Viewpoint: Don't demonize healthcare executives for creating profit 

Americans are misplacing their anger at the inaccessibility and lack of affordability of the U.S. healthcare system toward CEOs and executives, Peter Ubel, MD, wrote in Forbes Nov. 22.

Dr. Ubel, a physician and behavioral scientist at Durham, N.C.-based Duke University, argued that the key to changing the profit-driven business practices in the system is to change the regulations about reimbursement. A system that allows for drug prices to be bumped up significantly above their value will inevitably invite greedy people who prioritize maximizing profit over patient well-being, he wrote.

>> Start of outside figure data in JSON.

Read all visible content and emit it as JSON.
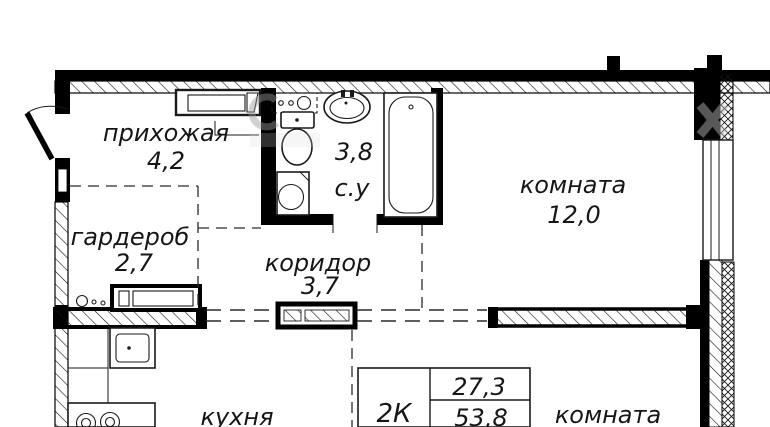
{
  "plan": {
    "rooms": [
      {
        "id": "hallway",
        "name": "прихожая",
        "area": "4,2"
      },
      {
        "id": "bathroom",
        "name": "с.у",
        "area": "3,8"
      },
      {
        "id": "room-1",
        "name": "комната",
        "area": "12,0"
      },
      {
        "id": "wardrobe",
        "name": "гардероб",
        "area": "2,7"
      },
      {
        "id": "corridor",
        "name": "коридор",
        "area": "3,7"
      },
      {
        "id": "kitchen",
        "name": "кухня",
        "area": ""
      },
      {
        "id": "room-2",
        "name": "комната",
        "area": ""
      }
    ],
    "info_table": {
      "apartment_type": "2К",
      "value_top": "27,3",
      "value_bottom": "53,8"
    },
    "colors": {
      "wall": "#000000",
      "background": "#ffffff",
      "text": "#161616"
    }
  }
}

"The problem with American healthcare is not the existence of greed. It's the rules greedy people need to follow to make money," he wrote in Forbes.

For him, the healthcare executives who are frequent targets of anger over the system have a limited power, as they themselves are beholden to their shareholders to turn a profit. 

"It's easy to demonize pharmaceutical companies for hiking the price of their medications. But do you think the CEO of a pharmaceutical company would remain in that position by lowering the company's prices?" he wrote. 

He argued instead that "rather than vilifying pharmaceutical CEOs or the companies they run for raising prices, we should think about how to combat those prices through rules and regulations." Through tying patient care to profit, the healthcare system could incentivize the executives to improve patient well-being as an extension of making money for the company.